Olivier Niquet a étudié en urbanisme avant de devenir animateur à la radio de Radio-Canada en 2009 dans les émissions Le Sportnographe et La soirée est (encore) jeune. Il est aussi chroniqueur, auteur, conférencier, scénariste et toutes sortes d’autres choses. Il s’intéresse particulièrement aux médias mais se définit comme un expert en polyvalence.
L’actualité est riche en occasions de s’indigner par les temps qui courent. Je pense aux « camionneurs » qui se soulagent sur les monuments à Ottawa, à Jeff Petry qui n’est pas venu au secours de Samuel Montembeault lorsqu’il a failli se faire arracher la tête sur la glace du Centre Bell, ou à Karl qui a été évincé de Big Brother Célébrités malgré son dévouement héroïque (j’ai trouvé ça scandaleux). Nous vivons à l’ère de l’indignation constante.

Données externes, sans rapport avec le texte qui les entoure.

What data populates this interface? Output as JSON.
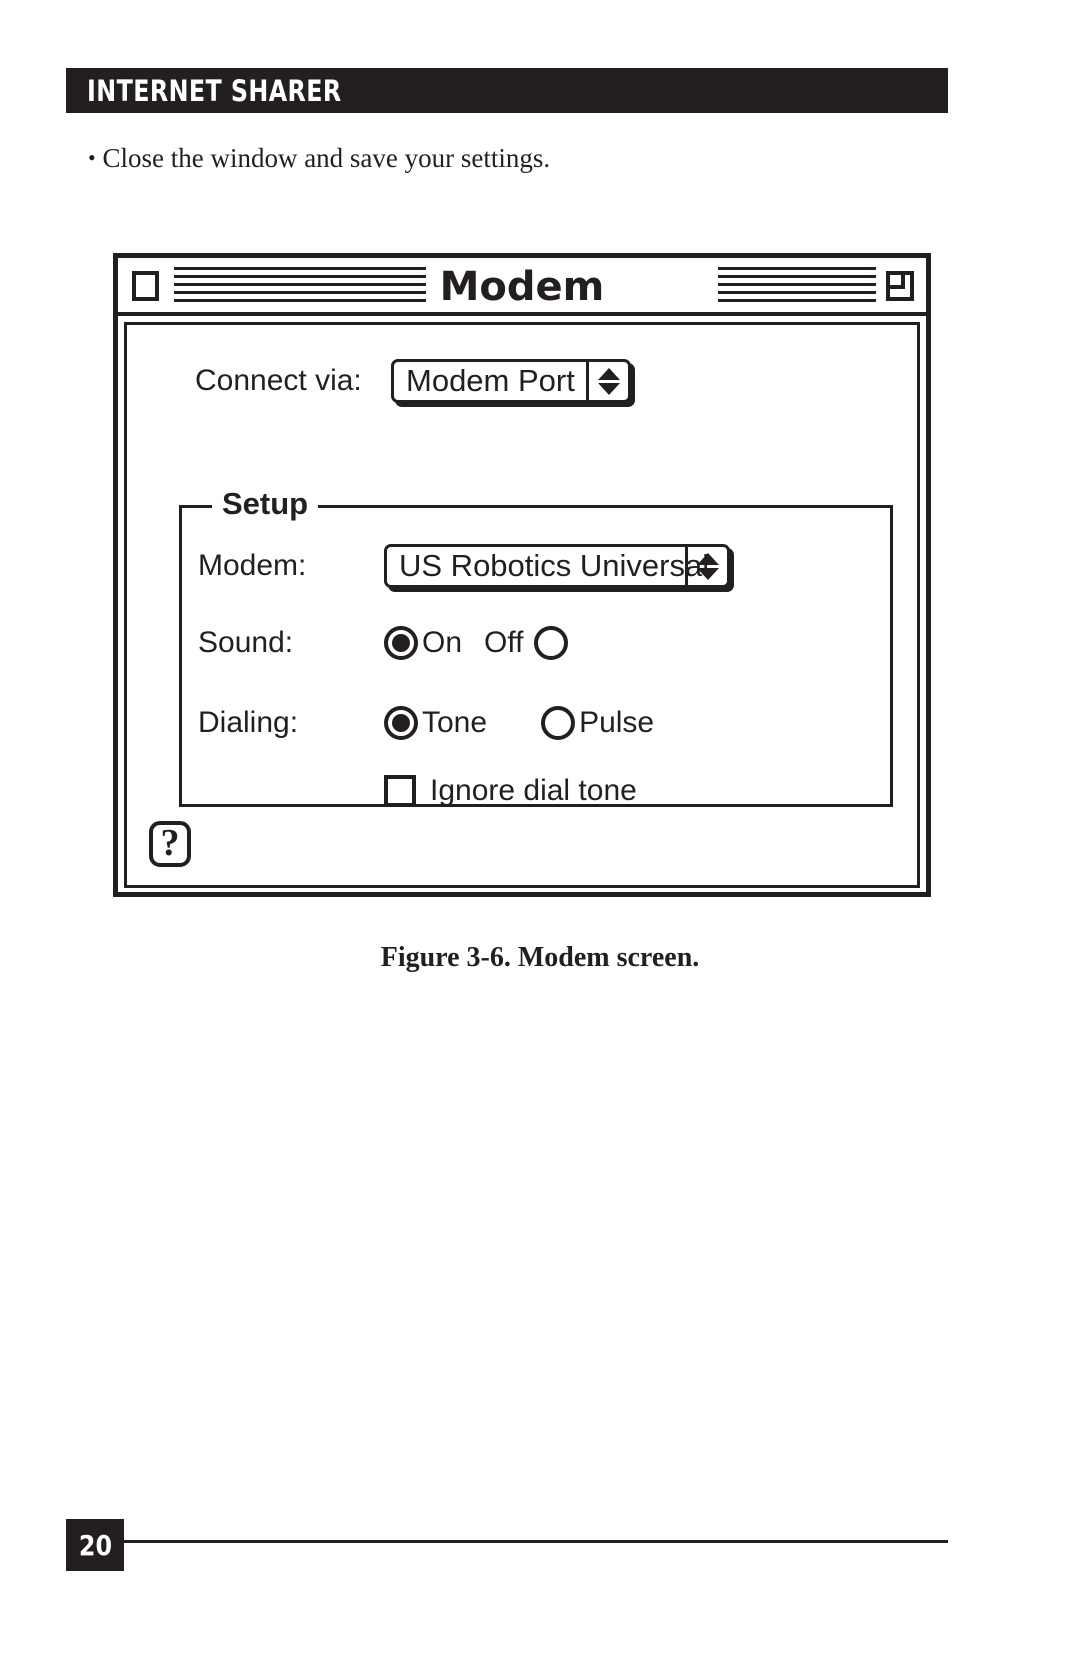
{
  "page": {
    "running_header": "INTERNET SHARER",
    "body_bullet": "Close the window and save your settings.",
    "bullet_glyph": "•",
    "figure_caption": "Figure 3-6. Modem screen.",
    "page_number": "20",
    "ink_color": "#231f20",
    "paper_color": "#ffffff"
  },
  "dialog": {
    "title": "Modem",
    "close_box_icon": "close-box-icon",
    "zoom_box_icon": "zoom-box-icon",
    "connect": {
      "label": "Connect via:",
      "value": "Modem Port",
      "arrows_icon": "up-down-arrows-icon"
    },
    "setup_group": {
      "legend": "Setup",
      "modem": {
        "label": "Modem:",
        "value": "US Robotics Universal",
        "arrows_icon": "up-down-arrows-icon"
      },
      "sound": {
        "label": "Sound:",
        "options": [
          {
            "label": "On",
            "selected": true,
            "radio_side": "before"
          },
          {
            "label": "Off",
            "selected": false,
            "radio_side": "after"
          }
        ]
      },
      "dialing": {
        "label": "Dialing:",
        "options": [
          {
            "label": "Tone",
            "selected": true,
            "radio_side": "before"
          },
          {
            "label": "Pulse",
            "selected": false,
            "radio_side": "before"
          }
        ]
      },
      "ignore_dial_tone": {
        "label": "Ignore dial tone",
        "checked": false
      }
    },
    "help_button": {
      "label": "?",
      "icon": "question-mark-icon"
    }
  }
}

C’est qu’il est gratifiant pour l’être humain de s’indigner, de dénoncer. Selon la neuroscientifique Molly Crockett, qui en dépit de son nom insolite est professeure à la prestigieuse Université Yale, il s’agirait d’une caractéristique de l’évolution humaine. Dans le balado Hidden Brain, elle explique que tout au long de l’histoire, l’indignation aidait à réguler les comportements des individus. Si, dans un groupe, quelqu’un avait un comportement douteux, c’est l’indignation des autres qui le forçait à se corriger. Lorsqu’un homme des cavernes se mouchait dans sa manche de chemise en laine de mammouth, les autres le montraient du doigt avec dégoût, ce qui le forçait à adopter le Kleenex, comme tout le monde.

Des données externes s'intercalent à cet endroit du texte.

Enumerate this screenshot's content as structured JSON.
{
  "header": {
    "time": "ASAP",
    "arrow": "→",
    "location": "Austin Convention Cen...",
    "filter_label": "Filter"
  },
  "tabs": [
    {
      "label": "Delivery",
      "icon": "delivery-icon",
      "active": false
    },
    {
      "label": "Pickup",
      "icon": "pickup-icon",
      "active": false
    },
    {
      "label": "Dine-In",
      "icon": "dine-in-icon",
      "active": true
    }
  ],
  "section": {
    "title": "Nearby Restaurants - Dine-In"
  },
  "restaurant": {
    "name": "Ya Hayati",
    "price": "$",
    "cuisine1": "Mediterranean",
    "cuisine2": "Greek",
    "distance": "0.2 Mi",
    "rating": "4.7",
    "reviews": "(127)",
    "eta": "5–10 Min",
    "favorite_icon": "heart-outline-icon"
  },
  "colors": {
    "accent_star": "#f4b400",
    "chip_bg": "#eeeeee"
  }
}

Sauf qu’à cette époque idyllique, l’indignation se faisait dans un contexte de face-à-face qui atténuait les frictions, et nos émotions nous permettaient de deviner l’approbation des autres selon leurs visages, pas selon des likes. Ce n’est plus le cas avec les réseaux sociaux. Nous avons maintenant un compteur de notre indignation qui nous permet de savoir que 238 personnes ont aimé notre statut qui dénonçait l’éviction de Karl de Big Brother Célébrités (je vous l’avais dit que c’était scandaleux). Il est jouissif de constater que notre propre indignation est répercutée sur les réseaux sociaux, que d’autres pensent comme nous. Notre cerveau du paléolithique en redemande.

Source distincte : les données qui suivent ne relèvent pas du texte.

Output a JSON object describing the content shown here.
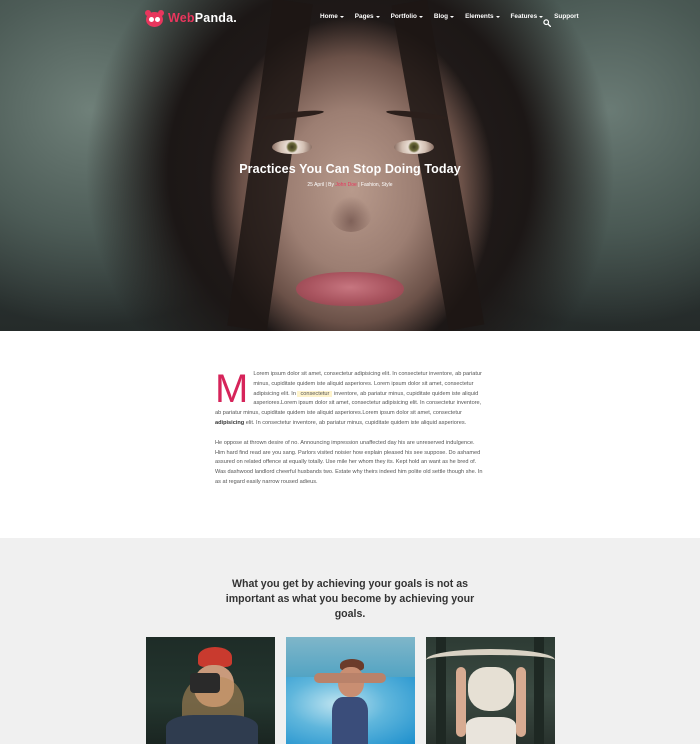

C’est pourquoi une partie du monde des médias s’est transformée en industrie de l’indignation qui carbure à ces événements qui attirent l’attention. Parce que l’attention, c’est la vache à lait de l’industrie de l’indignation. Je le sais parce que j’y participe. Je plaide coupable. Mon travail consiste à montrer du doigt la bêtise d’un ton moqueur (mais poli). Une bêtise qui me fait bien plus rire qu’elle ne m’offusque, mais il n’est pas dit que ce soit également la posture de ceux qui me suivent.
Je n’ai donc pas pu m’empêcher de regarder la conférence de presse de James Awad, celui que Justin Trudeau a qualifié (à quelques voyelles près) d’Ostrogoth. Plusieurs ont désapprouvé le cirque médiatique autour de cette histoire. Un cirque dont les clowns ne seraient pas nécessairement M. Awad et ses gardes du corps, mais les journalistes qui ont accepté d’y participer. Or, si plusieurs ont dénoncé cette mascarade, peu l’ont boudée. Comme le faisait remarquer Isabelle Hachey de La Presse, les curieux ont répondu présent sur les plateformes numériques.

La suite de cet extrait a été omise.